About this Document
The value of travel time is a critical factor in evaluating the benefits of transportation infrastructure investment and rulemaking initiatives. Reduction of delay in passenger or freight transportation is a major purpose of investments, and rules to enhance safety sometimes include provisions that slow travel. As the Department expands its use of benefit-cost analysis in evaluating competitive funding applications under such programs as the TIGER Grant program and the High-Speed Intercity Passenger Rail program, it is essential to have appropriate, well-reasoned guidance for valuing delays and time savings.

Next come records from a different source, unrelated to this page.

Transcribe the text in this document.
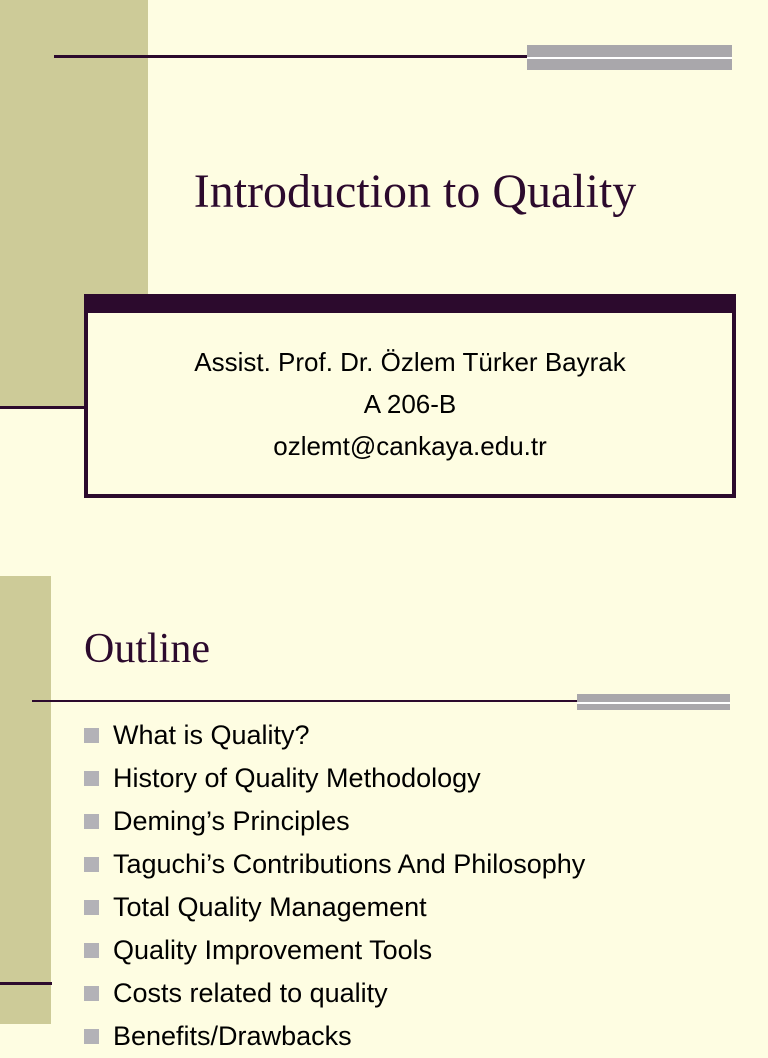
Introduction to Quality
Assist. Prof. Dr. Özlem Türker Bayrak
A 206-B
ozlemt@cankaya.edu.tr
Outline
What is Quality?
History of Quality Methodology
Deming’s Principles
Taguchi’s Contributions And Philosophy
Total Quality Management
Quality Improvement Tools
Costs related to quality
Benefits/Drawbacks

DOT published its first guidance on this subject, "Departmental Guidance for the Valuation of Travel Time in Economic Analysis," on April 9, 1997, to assist analysts in developing consistent evaluations of actions that save or cost time in travel. That memorandum recommended an array of values for different categories of travel, according to purpose, mode and distance. For each category, the Guidance specified a percentage of hourly income that would normally be used to determine the value per hour of savings in travel time, a range of percentages defining upper and lower bounds about the normal value for sensitivity testing, and an average hourly income level. Special values were assigned to walking and waiting time, travel by general aviation, and truck drivers.

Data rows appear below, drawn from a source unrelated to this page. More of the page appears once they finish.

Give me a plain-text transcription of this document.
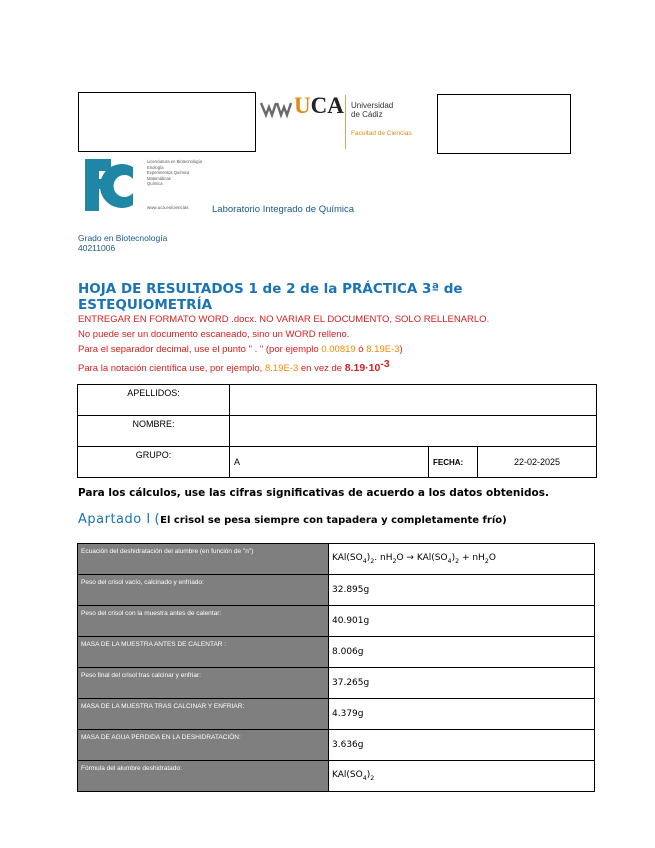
UCA Universidad
de Cádiz
Facultad de Ciencias
Licenciatura en Biotecnología
Enología
Experimentos Química
Matemáticas
Química
www.uca.es/ciencias Laboratorio Integrado de Química
Grado en Biotecnología
40211006
HOJA DE RESULTADOS 1 de 2 de la PRÁCTICA 3ª de ESTEQUIOMETRÍA
ENTREGAR EN FORMATO WORD .docx. NO VARIAR EL DOCUMENTO, SOLO RELLENARLO.
No puede ser un documento escaneado, sino un WORD relleno.
Para el separador decimal, use el punto " . " (por ejemplo 0.00819 ó 8.19E-3)
Para la notación científica use, por ejemplo, 8.19E-3 en vez de $8.19\cdot 10^{-3}$
APELLIDOS:			
NOMBRE:			
GRUPO:	A	FECHA:	22-02-2025
Para los cálculos, use las cifras significativas de acuerdo a los datos obtenidos.
Apartado I (El crisol se pesa siempre con tapadera y completamente frío)
Ecuación del deshidratación del alumbre (en función de "n")	$KAl(SO_4)_2$. $nH_2O \to KAl(SO_4)_2 + nH_2O$
Peso del crisol vacío, calcinado y enfriado:	32.895g
Peso del crisol con la muestra antes de calentar:	40.901g
MASA DE LA MUESTRA ANTES DE CALENTAR :	8.006g
Peso final del crisol tras calcinar y enfriar:	37.265g
MASA DE LA MUESTRA TRAS CALCINAR Y ENFRIAR:	4.379g
MASA DE AGUA PERDIDA EN LA DESHIDRATACIÓN:	3.636g
Fórmula del alumbre deshidratado:	$KAl(SO_4)_2$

Revised guidance, labeled as “Revision 1,” was issued on February 11, 2003. The present memorandum, labeled “Revision 2,” adjusts these values for use in the current year, incorporates some additional values and procedures, and redefines the sources of data. In particular, time savings in high-speed rail travel are now identified as equivalent to those in air travel and distinguished from intercity travel by conventional surface modes. Although we find no necessity of altering the normal percentages of hourly income and the ranges of percentages that were assigned in the 1997 memorandum, more recent and appropriate sources are used to specify hourly incomes. In particular, the income data used in this guidance are derived from public and regularly updated sources that will allow the Department to update the values annually. Also, the revised guidance projects higher values of time in future years to reflect reasonably anticipated growth in real incomes. Included in the discussion is a bibliography of documents available online that provide an overview of the research literature in the field and the recommendations developed by experts in several countries.